February of 2020 appeared to be as spectacular as 2019 had been. Elaine’s older sister, Clarissa, traveled to Scotland to celebrate Elaine’s birthday and Valentine’s Day. They took Scotland and London by storm, eating Scottish food, visiting Harry Potter hot spots, wandering castles and museums. Completely fantastic, aside from the text messages urging travelers to avoid taking the underground due to the “Novel Coronavirus.” Ten days later when Clarissa arrived back in the States, the virus was turning to a pandemic.

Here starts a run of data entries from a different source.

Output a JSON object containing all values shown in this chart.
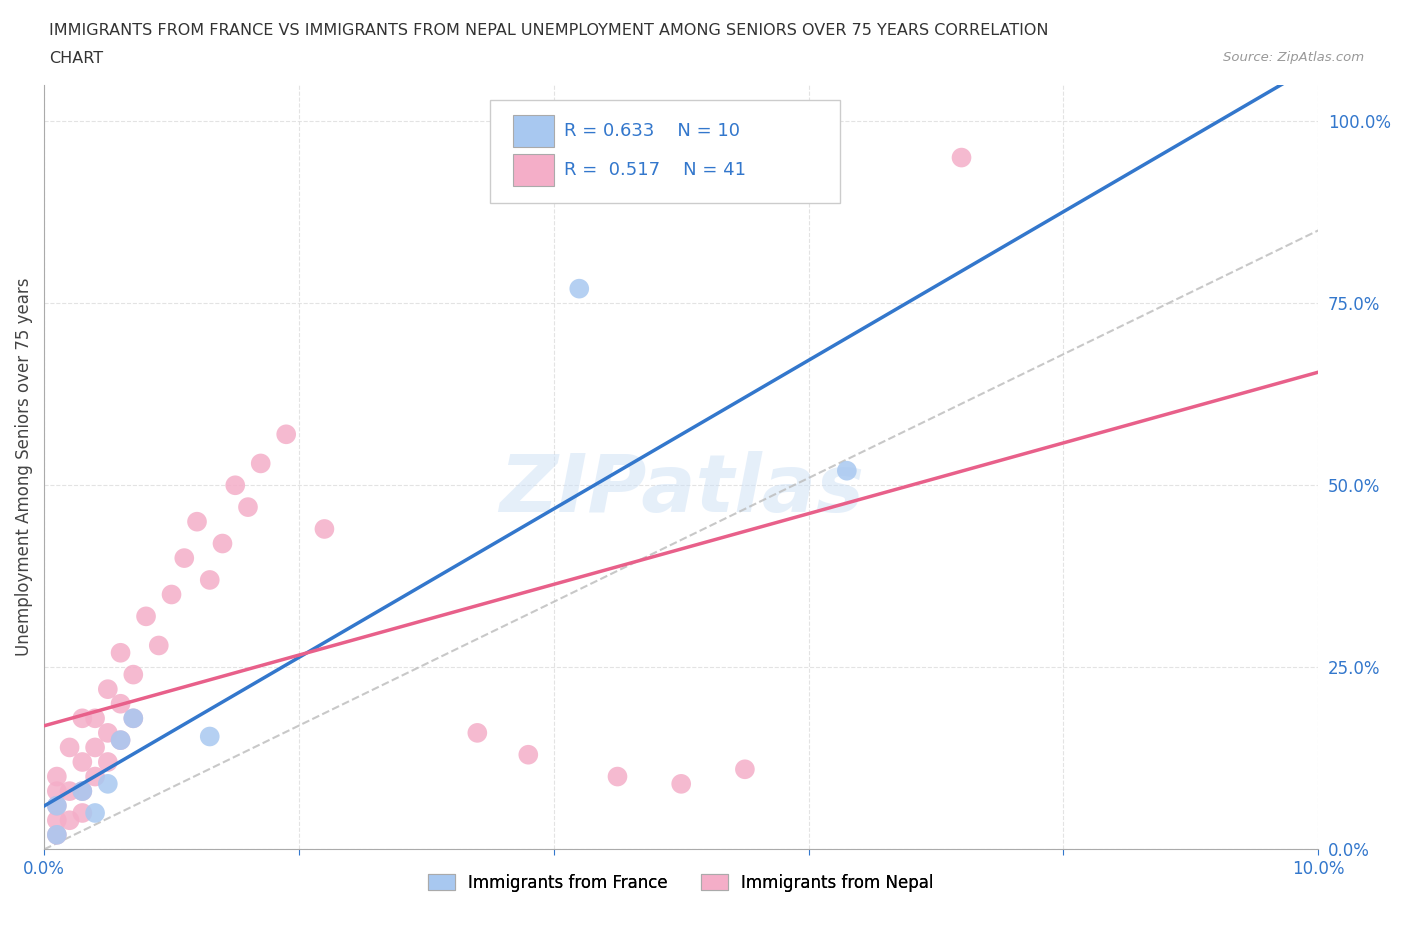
{
  "title_line1": "IMMIGRANTS FROM FRANCE VS IMMIGRANTS FROM NEPAL UNEMPLOYMENT AMONG SENIORS OVER 75 YEARS CORRELATION",
  "title_line2": "CHART",
  "source": "Source: ZipAtlas.com",
  "ylabel": "Unemployment Among Seniors over 75 years",
  "france_R": 0.633,
  "france_N": 10,
  "nepal_R": 0.517,
  "nepal_N": 41,
  "france_color": "#a8c8f0",
  "nepal_color": "#f4aec8",
  "france_line_color": "#3377cc",
  "nepal_line_color": "#e8608a",
  "dashed_line_color": "#bbbbbb",
  "watermark": "ZIPatlas",
  "xlim": [
    0.0,
    0.1
  ],
  "ylim": [
    0.0,
    1.05
  ],
  "yticks": [
    0.0,
    0.25,
    0.5,
    0.75,
    1.0
  ],
  "ytick_labels": [
    "0.0%",
    "25.0%",
    "50.0%",
    "75.0%",
    "100.0%"
  ],
  "xtick_positions": [
    0.0,
    0.1
  ],
  "xtick_labels": [
    "0.0%",
    "10.0%"
  ],
  "france_x": [
    0.001,
    0.001,
    0.003,
    0.004,
    0.005,
    0.006,
    0.007,
    0.013,
    0.042,
    0.063
  ],
  "france_y": [
    0.02,
    0.06,
    0.08,
    0.05,
    0.09,
    0.15,
    0.18,
    0.155,
    0.77,
    0.52
  ],
  "nepal_x": [
    0.001,
    0.001,
    0.001,
    0.001,
    0.001,
    0.002,
    0.002,
    0.002,
    0.003,
    0.003,
    0.003,
    0.003,
    0.004,
    0.004,
    0.004,
    0.005,
    0.005,
    0.005,
    0.006,
    0.006,
    0.006,
    0.007,
    0.007,
    0.008,
    0.009,
    0.01,
    0.011,
    0.012,
    0.013,
    0.014,
    0.015,
    0.016,
    0.017,
    0.019,
    0.022,
    0.034,
    0.038,
    0.045,
    0.05,
    0.055,
    0.072
  ],
  "nepal_y": [
    0.02,
    0.04,
    0.06,
    0.08,
    0.1,
    0.04,
    0.08,
    0.14,
    0.05,
    0.08,
    0.12,
    0.18,
    0.1,
    0.14,
    0.18,
    0.12,
    0.16,
    0.22,
    0.15,
    0.2,
    0.27,
    0.18,
    0.24,
    0.32,
    0.28,
    0.35,
    0.4,
    0.45,
    0.37,
    0.42,
    0.5,
    0.47,
    0.53,
    0.57,
    0.44,
    0.16,
    0.13,
    0.1,
    0.09,
    0.11,
    0.95
  ],
  "background_color": "#ffffff",
  "grid_color": "#e0e0e0",
  "grid_style": "--"
}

On March 24, 2020, Governor Jay Inslee called for a statewide lockdown, making Washington the first state to do so. No one had ever heard of such a thing, let alone lived in one. Worksites and schools were closing. The world was tipping.
Eight times zones away, in Glasgow, the story was dire. Students by the droves were locking their flat doors, abandoning possessions, and taking any available flight out. We were in the process of arranging this for Elaine, when she called early one morning.
Four days after Washington locked down, my husband woke me. “Family meeting right now. Elaine.” Due to the time difference, her day is almost over by the time we wake up. Stumbling into my husband’s office, wrapped in a bathrobe, I met a sight I hadn’t expected. All five of our faces staring at each other. Thank you, Zoom. In the upper left corner of my computer screen, in a darkened square, sat my intrepid 27-year-old daughter, whispering from her bed in Scotland, “I haven’t been able to breathe for two days. It’s getting worse.”